Yes, protection order does not guarantee that 24 X 7 the victim would be safe but it does act as a deterrant to the persons who has committed the act of violence so as not to repeat the same and the knowledge that its breach is an offence punishable.  

Sonal (Owner)     23 June 2012

Further more my parents have taken all my id cards marksheets etc and have kept it under their custody even if i choose to leave home i do not have anything to prove that i'm educated. also they want the money spent on my education back, only then they will give back my marksheets and certificates, i've gone through immense trauma already, i just want to live my life as per my wishes not dance to their tunes because i have no money or cause i have to. I just want to walk out of here and find a decent job for myself. They have not only physically abused me, tied me up, they beat me so much once that i could not speak for 3 days, also the mental trauma is immense.Please advise how to get out of this rut. i do not want to waste any more time here.

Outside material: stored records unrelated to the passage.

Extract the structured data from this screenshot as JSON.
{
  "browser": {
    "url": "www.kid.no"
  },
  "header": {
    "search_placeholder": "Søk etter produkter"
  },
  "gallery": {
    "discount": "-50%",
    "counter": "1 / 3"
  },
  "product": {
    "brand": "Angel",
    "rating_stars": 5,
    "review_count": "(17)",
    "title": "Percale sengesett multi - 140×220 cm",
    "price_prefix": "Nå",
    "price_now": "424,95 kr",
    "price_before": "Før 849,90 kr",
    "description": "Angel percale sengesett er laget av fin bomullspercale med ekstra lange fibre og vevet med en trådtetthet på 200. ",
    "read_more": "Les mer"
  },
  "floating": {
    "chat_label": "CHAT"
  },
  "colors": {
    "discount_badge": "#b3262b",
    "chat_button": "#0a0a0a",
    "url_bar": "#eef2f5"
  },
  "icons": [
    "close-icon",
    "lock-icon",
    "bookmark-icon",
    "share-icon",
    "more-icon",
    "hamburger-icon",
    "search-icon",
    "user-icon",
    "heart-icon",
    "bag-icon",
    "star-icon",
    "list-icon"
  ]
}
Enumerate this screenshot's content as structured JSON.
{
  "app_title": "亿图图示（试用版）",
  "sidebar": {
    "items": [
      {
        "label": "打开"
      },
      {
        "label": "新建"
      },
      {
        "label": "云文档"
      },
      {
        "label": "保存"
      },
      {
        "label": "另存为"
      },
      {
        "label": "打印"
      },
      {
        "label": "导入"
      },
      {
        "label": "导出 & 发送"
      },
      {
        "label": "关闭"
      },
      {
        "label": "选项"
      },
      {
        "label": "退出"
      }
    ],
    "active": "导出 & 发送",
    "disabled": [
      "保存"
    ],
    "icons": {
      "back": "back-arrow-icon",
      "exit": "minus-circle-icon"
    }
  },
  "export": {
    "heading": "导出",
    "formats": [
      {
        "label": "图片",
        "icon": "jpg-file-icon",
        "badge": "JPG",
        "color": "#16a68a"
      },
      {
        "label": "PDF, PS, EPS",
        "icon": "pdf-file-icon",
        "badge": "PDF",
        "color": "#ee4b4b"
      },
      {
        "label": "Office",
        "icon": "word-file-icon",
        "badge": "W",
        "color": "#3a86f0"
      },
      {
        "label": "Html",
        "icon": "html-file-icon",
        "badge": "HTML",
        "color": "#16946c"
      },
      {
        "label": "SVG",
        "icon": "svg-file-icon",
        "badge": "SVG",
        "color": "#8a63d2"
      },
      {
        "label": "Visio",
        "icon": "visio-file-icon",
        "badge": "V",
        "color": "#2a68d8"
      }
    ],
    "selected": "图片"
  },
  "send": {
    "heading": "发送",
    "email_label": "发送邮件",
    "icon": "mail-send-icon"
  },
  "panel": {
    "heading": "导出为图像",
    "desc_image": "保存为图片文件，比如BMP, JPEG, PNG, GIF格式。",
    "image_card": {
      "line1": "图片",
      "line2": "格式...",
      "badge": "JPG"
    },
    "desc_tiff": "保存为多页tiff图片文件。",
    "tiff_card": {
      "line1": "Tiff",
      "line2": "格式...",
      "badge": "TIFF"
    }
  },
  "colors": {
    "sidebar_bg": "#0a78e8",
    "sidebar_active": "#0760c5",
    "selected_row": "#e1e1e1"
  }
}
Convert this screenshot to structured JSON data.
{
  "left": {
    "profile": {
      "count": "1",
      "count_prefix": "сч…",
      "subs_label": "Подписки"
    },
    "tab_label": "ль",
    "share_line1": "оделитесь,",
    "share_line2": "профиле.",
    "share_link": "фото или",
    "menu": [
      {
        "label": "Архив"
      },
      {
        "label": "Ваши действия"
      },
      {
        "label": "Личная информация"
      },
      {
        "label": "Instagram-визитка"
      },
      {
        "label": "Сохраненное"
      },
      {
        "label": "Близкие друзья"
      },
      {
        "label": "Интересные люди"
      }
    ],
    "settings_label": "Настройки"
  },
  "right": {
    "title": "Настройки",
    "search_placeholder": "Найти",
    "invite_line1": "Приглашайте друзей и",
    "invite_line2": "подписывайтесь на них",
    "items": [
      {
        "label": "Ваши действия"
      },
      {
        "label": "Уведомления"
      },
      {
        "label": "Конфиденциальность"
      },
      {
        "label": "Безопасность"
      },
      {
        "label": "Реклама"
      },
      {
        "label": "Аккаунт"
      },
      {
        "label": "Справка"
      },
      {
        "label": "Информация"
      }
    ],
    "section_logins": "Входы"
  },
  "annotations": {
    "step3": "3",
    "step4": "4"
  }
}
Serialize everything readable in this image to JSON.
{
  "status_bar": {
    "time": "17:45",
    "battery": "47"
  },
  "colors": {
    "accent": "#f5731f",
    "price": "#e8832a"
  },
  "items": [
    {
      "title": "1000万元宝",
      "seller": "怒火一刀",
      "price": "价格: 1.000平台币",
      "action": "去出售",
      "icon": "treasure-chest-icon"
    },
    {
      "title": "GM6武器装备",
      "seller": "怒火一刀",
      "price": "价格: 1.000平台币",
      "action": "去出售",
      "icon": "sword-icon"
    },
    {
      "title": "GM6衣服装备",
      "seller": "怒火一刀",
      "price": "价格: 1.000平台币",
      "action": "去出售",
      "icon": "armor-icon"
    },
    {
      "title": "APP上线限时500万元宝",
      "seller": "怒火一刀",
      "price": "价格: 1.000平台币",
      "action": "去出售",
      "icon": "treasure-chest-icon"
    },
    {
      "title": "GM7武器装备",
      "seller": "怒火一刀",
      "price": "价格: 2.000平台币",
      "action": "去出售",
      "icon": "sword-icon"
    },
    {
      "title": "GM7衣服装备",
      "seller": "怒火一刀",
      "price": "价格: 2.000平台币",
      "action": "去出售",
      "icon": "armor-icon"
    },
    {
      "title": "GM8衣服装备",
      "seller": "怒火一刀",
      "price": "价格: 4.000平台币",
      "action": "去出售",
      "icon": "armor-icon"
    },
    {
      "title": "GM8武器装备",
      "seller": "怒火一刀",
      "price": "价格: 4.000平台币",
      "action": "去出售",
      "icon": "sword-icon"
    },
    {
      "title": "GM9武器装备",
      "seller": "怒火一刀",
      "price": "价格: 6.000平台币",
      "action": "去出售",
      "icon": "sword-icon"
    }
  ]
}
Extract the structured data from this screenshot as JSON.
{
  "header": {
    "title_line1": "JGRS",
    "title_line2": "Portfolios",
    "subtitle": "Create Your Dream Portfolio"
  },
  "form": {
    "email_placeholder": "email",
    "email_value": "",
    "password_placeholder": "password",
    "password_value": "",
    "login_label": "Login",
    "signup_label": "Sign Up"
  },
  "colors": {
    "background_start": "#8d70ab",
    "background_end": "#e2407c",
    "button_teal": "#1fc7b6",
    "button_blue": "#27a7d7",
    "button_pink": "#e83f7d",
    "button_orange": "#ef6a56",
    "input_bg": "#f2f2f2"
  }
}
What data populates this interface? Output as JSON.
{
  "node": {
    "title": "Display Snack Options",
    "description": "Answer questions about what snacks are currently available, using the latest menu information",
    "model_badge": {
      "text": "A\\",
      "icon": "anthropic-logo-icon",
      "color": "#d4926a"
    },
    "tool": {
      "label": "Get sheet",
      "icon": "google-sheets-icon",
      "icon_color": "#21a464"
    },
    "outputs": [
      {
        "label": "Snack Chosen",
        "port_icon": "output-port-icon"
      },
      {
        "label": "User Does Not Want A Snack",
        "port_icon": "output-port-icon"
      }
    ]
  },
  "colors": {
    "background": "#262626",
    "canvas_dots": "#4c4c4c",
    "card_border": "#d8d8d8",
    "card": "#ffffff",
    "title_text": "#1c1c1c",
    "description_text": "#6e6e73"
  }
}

Sonal (Owner)     23 June 2012

They have taken my all id proofs my markshhets, only when i can repay back the amount spent on education will they give my marksheets back.

They have tied me up, beaten me so much that i could not speak for 3 days my entire face was swollen.

Please advice how to get my documents back and how to get out of here, so that they cannot cause any further harm to me.

Adv Archana Deshmukh (Practicing Advocate)     23 June 2012

They cannot claim the amount spend on your education. Contact a local lawyer immediately, or if you can contact the Protection Officer of your area it will also be ok. If you cannot go out personally there, you can ask someone to contact him on your behalf and give the information of domestic violence thus committed. He will do the needful. 

1 Like

Ranee....... (NA)     23 June 2012

Thanks Archanaji for being here for the lady.Thankyou so much!